Au résultat, il pourra intervenir un compte courant débiteur, ce qui signifie que l'associé devra de l'argent à sa société.

La société bénéficiant du compte courant pourra déduire une partie des intérêts dont elle devra s'acquitter de son résultat imposable. Ainsi, la société pourra potentiellement réduire sa charge d'imposition, compte tenu de la déductibilité d'une portion des intérêts dont elle devra s'acquitter au titre du remboursement du compte courant d'associé.

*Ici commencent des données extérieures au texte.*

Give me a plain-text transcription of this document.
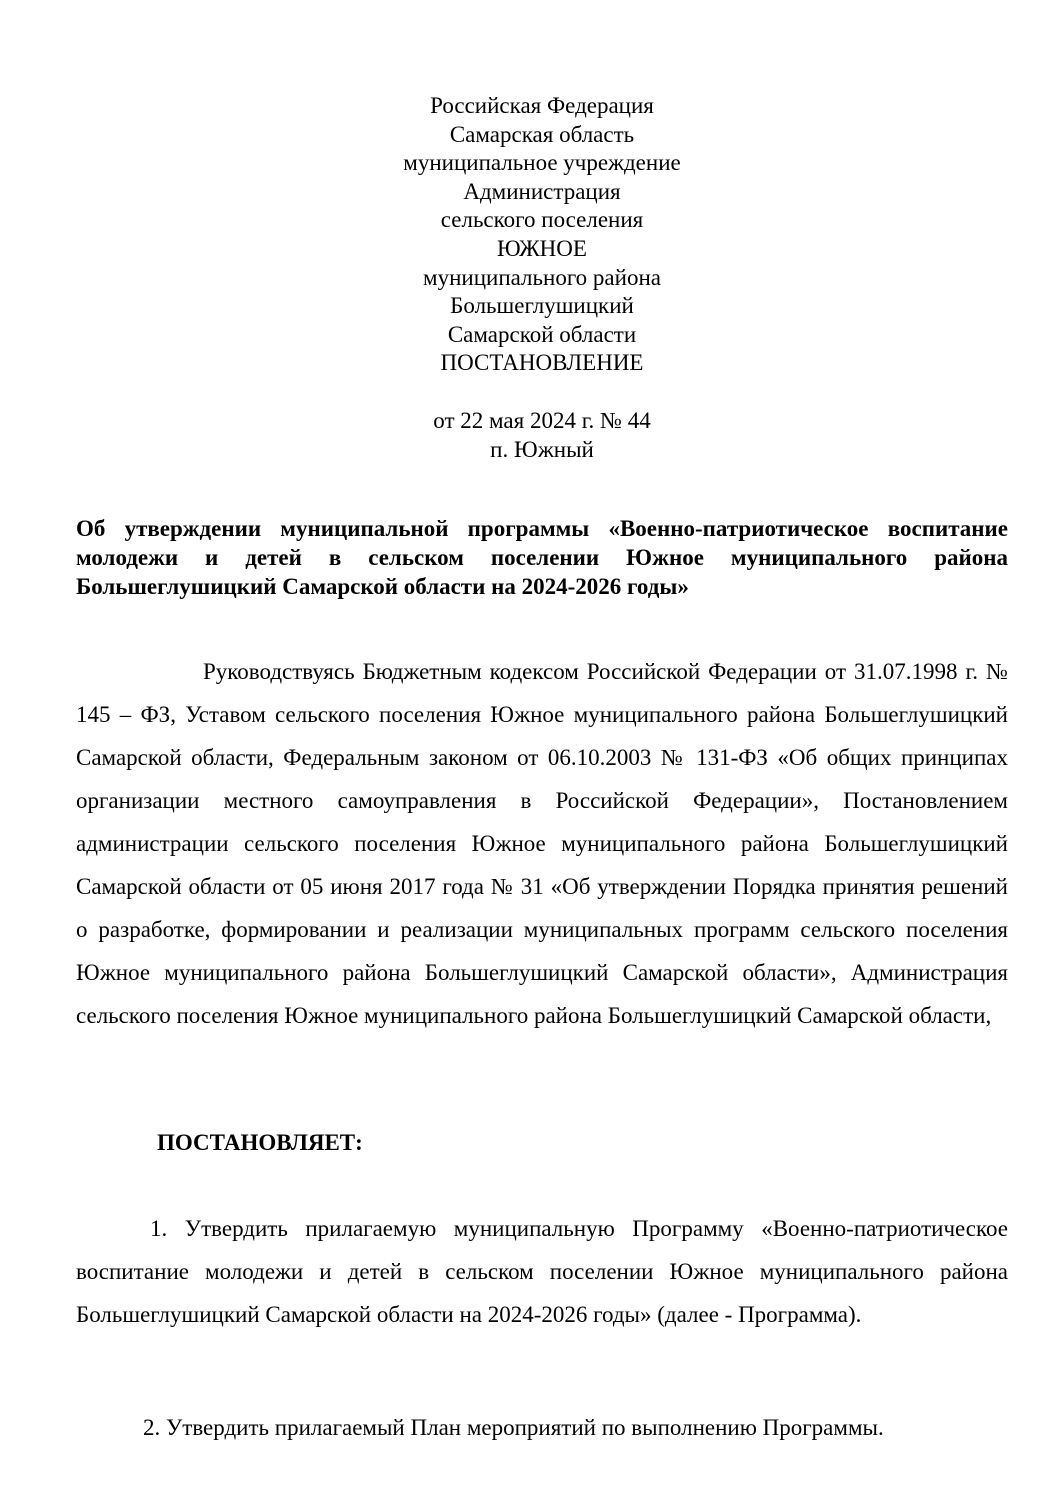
Российская Федерация
Самарская область
муниципальное учреждение
Администрация
сельского поселения
ЮЖНОЕ
муниципального района
Большеглушицкий
Самарской области
ПОСТАНОВЛЕНИЕ
от 22 мая 2024 г. № 44
п. Южный
Об утверждении муниципальной программы «Военно-патриотическое воспитание молодежи и детей в сельском поселении Южное муниципального района Большеглушицкий Самарской области на 2024-2026 годы»
Руководствуясь Бюджетным кодексом Российской Федерации от 31.07.1998 г. № 145 – ФЗ, Уставом сельского поселения Южное муниципального района Большеглушицкий Самарской области, Федеральным законом от 06.10.2003 № 131-ФЗ «Об общих принципах организации местного самоуправления в Российской Федерации», Постановлением администрации сельского поселения Южное муниципального района Большеглушицкий Самарской области от 05 июня 2017 года № 31 «Об утверждении Порядка принятия решений о разработке, формировании и реализации муниципальных программ сельского поселения Южное муниципального района Большеглушицкий Самарской области», Администрация сельского поселения Южное муниципального района Большеглушицкий Самарской области,
ПОСТАНОВЛЯЕТ:
1. Утвердить прилагаемую муниципальную Программу «Военно-патриотическое воспитание молодежи и детей в сельском поселении Южное муниципального района Большеглушицкий Самарской области на 2024-2026 годы» (далее - Программа).
2. Утвердить прилагаемый План мероприятий по выполнению Программы.
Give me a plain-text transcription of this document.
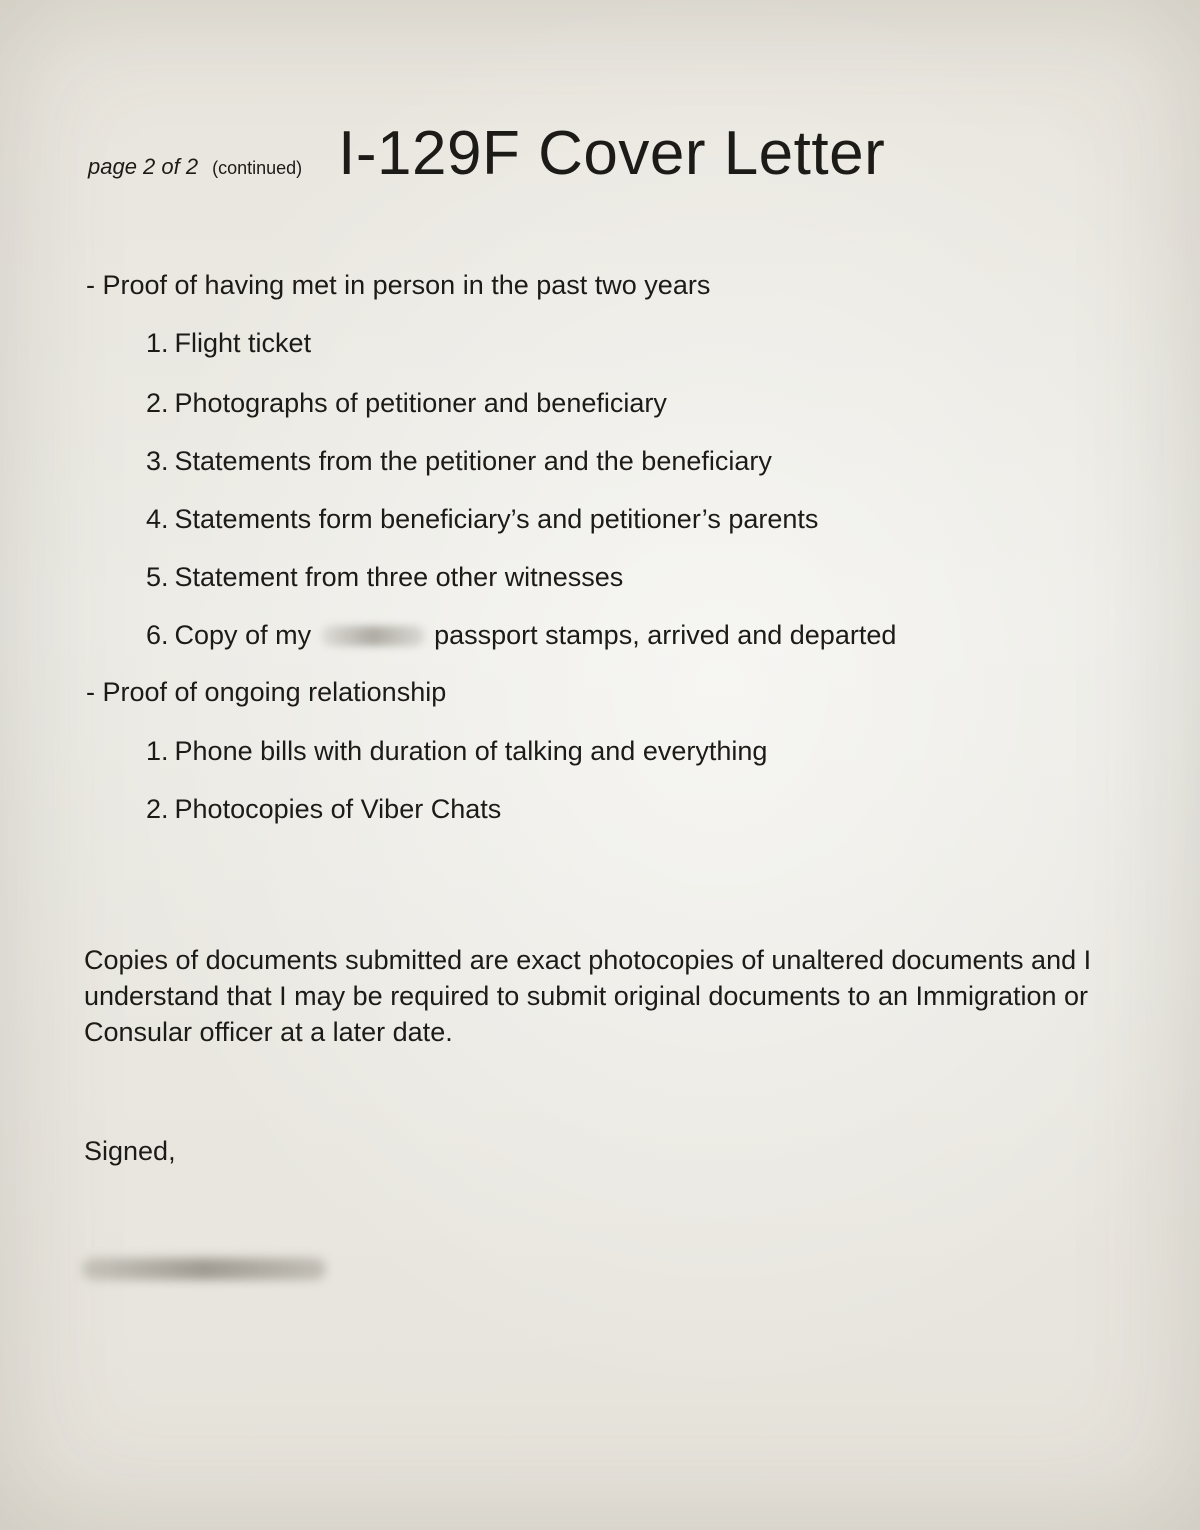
page 2 of 2 (continued) I-129F Cover Letter
- Proof of having met in person in the past two years
1. Flight ticket
2. Photographs of petitioner and beneficiary
3. Statements from the petitioner and the beneficiary
4. Statements form beneficiary’s and petitioner’s parents
5. Statement from three other witnesses
6. Copy of my	passport stamps, arrived and departed
- Proof of ongoing relationship
1. Phone bills with duration of talking and everything
2. Photocopies of Viber Chats
Copies of documents submitted are exact photocopies of unaltered documents and I understand that I may be required to submit original documents to an Immigration or Consular officer at a later date.
Signed,
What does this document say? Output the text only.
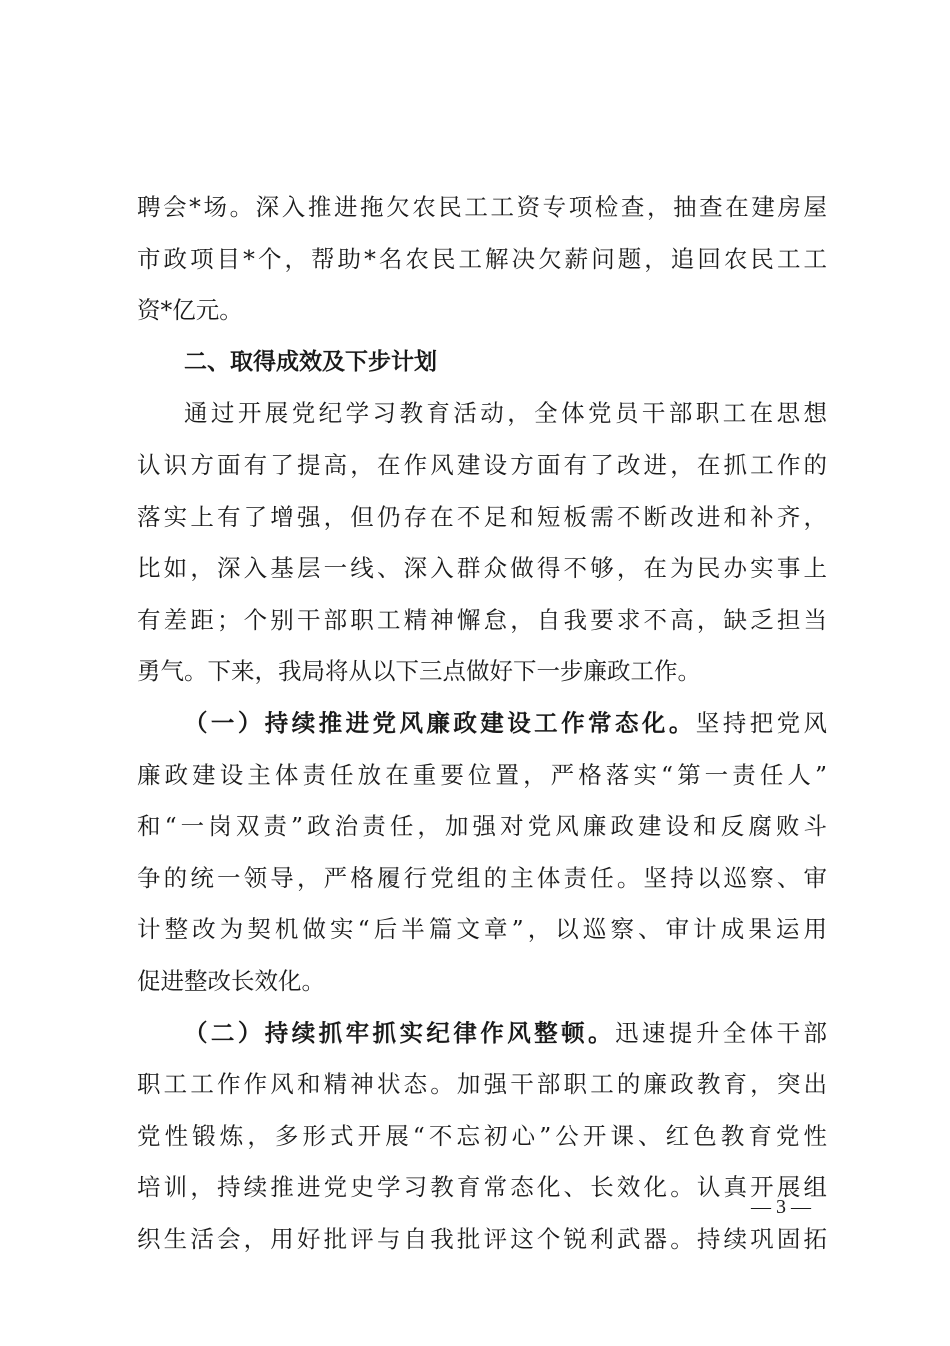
聘会*场。深入推进拖欠农民工工资专项检查，抽查在建房屋
市政项目*个，帮助*名农民工解决欠薪问题，追回农民工工
资*亿元。
二、取得成效及下步计划
通过开展党纪学习教育活动，全体党员干部职工在思想
认识方面有了提高，在作风建设方面有了改进，在抓工作的
落实上有了增强，但仍存在不足和短板需不断改进和补齐，
比如，深入基层一线、深入群众做得不够，在为民办实事上
有差距；个别干部职工精神懈怠，自我要求不高，缺乏担当
勇气。下来，我局将从以下三点做好下一步廉政工作。
（一）持续推进党风廉政建设工作常态化。坚持把党风
廉政建设主体责任放在重要位置，严格落实“第一责任人”
和“一岗双责”政治责任，加强对党风廉政建设和反腐败斗
争的统一领导，严格履行党组的主体责任。坚持以巡察、审
计整改为契机做实“后半篇文章”，以巡察、审计成果运用
促进整改长效化。
（二）持续抓牢抓实纪律作风整顿。迅速提升全体干部
职工工作作风和精神状态。加强干部职工的廉政教育，突出
党性锻炼，多形式开展“不忘初心”公开课、红色教育党性
培训，持续推进党史学习教育常态化、长效化。认真开展组
织生活会，用好批评与自我批评这个锐利武器。持续巩固拓
— 3 —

Néanmoins, pour le prêteur, consentir une avance en compte courant d'associé impliquera de s'acquitter d'impôts au titre des intérêts perçus. Par exemple, un associé, personne physique, prêtant de l'argent à sa société devra s'acquitter d'impôts au taux de 30% sur les intérêts reçus en rémunération de son prêt. Il s'agit là d'une imposition au titre du Prélèvement Forfaitaire Unique (PFU), dit également « flat tax ». Néanmoins, l'associé pourra opter pour une imposition des intérêts au barème progressif de l'impôt sur le revenu. Concernant les associés personnes morales, les taux d'intérêts reçus en rémunération de l'avance en compte courant d'associé seront imposés au titre de l'impôt sur les sociétés.